In what we see as another in a string of small victories for Madison Street, two non-profit developers last week announced to neighbors a plan to build a mixed-use project at the long vacant Madison-Highland site.
The street level would offer retail space while the three upstairs levels would provide 55 to 60 units of affordable housing.
Full stop. Read that right. Affordable housing. This is not public housing or low-income housing — not that there is anything wrong with those types of development. It is affordable housing built for working people, with a special place for people who work in Oak Park but cannot necessarily afford market-rate housing.
Kudos to Mercy Housing Lakefront and Chicago Neighborhood Initiatives, the joint developers, for first taking their plan to neighbors. In a session last Thursday evening at the fieldhouse in Longfellow Park, the developers laid out the plan, explained they had an option to purchase the site, which straddles both sides of Highland at Madison, and welcomed questions and input.

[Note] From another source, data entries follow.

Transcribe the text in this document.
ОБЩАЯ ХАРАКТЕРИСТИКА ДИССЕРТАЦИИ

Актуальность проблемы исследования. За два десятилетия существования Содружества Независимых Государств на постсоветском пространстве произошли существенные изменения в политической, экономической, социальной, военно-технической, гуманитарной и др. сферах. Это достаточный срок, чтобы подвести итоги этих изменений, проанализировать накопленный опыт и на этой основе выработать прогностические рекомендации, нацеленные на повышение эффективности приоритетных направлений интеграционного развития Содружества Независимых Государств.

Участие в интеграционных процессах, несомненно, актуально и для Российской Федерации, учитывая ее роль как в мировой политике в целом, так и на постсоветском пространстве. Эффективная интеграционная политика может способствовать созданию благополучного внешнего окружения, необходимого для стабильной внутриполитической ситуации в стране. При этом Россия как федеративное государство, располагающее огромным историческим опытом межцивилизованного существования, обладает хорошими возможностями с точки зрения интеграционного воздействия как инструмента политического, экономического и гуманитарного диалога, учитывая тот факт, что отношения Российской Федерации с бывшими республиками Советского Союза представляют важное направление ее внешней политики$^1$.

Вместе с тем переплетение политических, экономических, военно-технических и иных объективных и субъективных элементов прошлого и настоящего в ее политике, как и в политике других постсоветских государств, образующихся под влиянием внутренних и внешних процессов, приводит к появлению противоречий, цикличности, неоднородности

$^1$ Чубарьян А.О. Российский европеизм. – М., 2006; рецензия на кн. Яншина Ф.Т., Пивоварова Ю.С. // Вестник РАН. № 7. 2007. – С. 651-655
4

Neighbors who gathered for the session offered a respectful ear and some worries that are about typical when change is coming to the end of your block. While some suggested the project was too dense, we’d note that the current proposal is less dense than the ill-fated office building proposed a half-decade back, which has lingered on in a zombie state for too long. Also, the hideous bridge proposed to cross over Highland Avenue and link two parts of the old project is now long gone.
Madison Street is a major commercial thoroughfare. It was built to include some modest density, and we are talking just four stories here.
While there were inevitably concerns raised about parking, the initial proposal of basically one spot per apartment unit seems more than adequate. We wonder a bit about the first floor retail as some of the current wisdom about Madison Street has been that it is too long to expect retail from Austin to Harlem.
The developers come with stellar credentials — and some Oak Park ties. They will be looking for some modest zoning variances when the project begins its path toward formal approval.
Couple this announcement with last week’s exciting opening of the Sugar Beet Co-op (filling the ground floor of another affordable housing project), the plans for a Sherwin Williams paint store a bit west, the repurposing of the awkward old Boy Scouts building into a yoga studio facility, a new school district headquarters and the availability of the old facility for a wrecker’s ball, and we’ve hit some nice singles and doubles along the street.
We don’t anticipate a long wait before an announcement comes on a major development at the intersection of Madison Street and Oak Park Avenue. Yes, we’ll grant you it has been 40 years plus of decline and sidesteps along this street. But there are successes starting to pile up and that is great news.